Takeovers existed before the 1980s - they must have, as a central part of managerialism was
acquisitions of unrelated related firms but new during this period were junk bonds, which
allowed easier then ever access to capital, even to industry outsiders with few assets. In the
capital markets today there is a distinction between investment grade bonds issued by
reputable companies with low risks of defaulting and junk bonds issued by companies that are
rated below BBB or Baa by S&P and Moodys, respectively. These paid a higher interest rate to
buyers because of their additional risk. Before there was a liquid market for junk bonds (now
these are called high-yield bonds), only highly-rated companies could raise money for
acquisitions; and because their executives were from the manageralist school, they were
interested in integrating (merging) rather than raiding (taking over) the companies they
acquired.
Junk bonds started as a way for fallen angels former blue chip companies (those
that were nationally recognized and well-established and -financed) that had fallen on hard
times to raise funds and regain their status. Eventually Michael Milken of Drexel Burnham
Lambert also issued and promoted junk bonds rising stars, or young companies trying to get
off the ground, a decision that was influenced by W. Braddock Hickmans academic article
Bond Quality and Investor Experience (Sobel 2000, 65). Because market-oriented economies
(as opposed to commercial-bank-lending ones) are usually friendly to the prospect of high
futures based on ideas or employee talent (Davis 2009, 35, 94), the introduction of these rising
stars was popular with investors. Milken also insured liquidity by promising to buy the bonds
himself if the customer wanted to leave the market (Abolafia 96, 158). Eventually the Garn-St.

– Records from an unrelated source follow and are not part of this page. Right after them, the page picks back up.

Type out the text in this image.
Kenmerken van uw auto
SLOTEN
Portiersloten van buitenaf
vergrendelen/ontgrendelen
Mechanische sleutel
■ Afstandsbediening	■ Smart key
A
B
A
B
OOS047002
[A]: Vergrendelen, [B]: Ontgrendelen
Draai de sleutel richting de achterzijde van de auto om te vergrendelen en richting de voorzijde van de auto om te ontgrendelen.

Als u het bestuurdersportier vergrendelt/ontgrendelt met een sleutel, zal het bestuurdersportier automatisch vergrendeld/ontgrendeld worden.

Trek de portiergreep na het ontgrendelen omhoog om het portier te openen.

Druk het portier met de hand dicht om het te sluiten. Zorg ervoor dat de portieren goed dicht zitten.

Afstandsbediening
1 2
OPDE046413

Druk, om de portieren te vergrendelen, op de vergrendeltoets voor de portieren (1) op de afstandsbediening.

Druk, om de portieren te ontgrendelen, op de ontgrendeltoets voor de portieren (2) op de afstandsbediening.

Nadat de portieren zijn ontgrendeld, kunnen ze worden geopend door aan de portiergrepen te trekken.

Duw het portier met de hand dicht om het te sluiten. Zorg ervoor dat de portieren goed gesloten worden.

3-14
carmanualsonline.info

Germain Act of 1982 even allowed institutional investors like savings and loans associations,
which were facing inflation-induced pressure to generate higher returns, to buy high yield junk
bonds. Statistics illustrate the growth of the junk bond market: only a negligible amount of
bonds were issued in the 1970s, versus $839 million in 1981, $8.5 billion in 1985, and $12 billion
in 1987, when junk bonds accounted for 25% of the corporate bond market (Lewis 1989, 219).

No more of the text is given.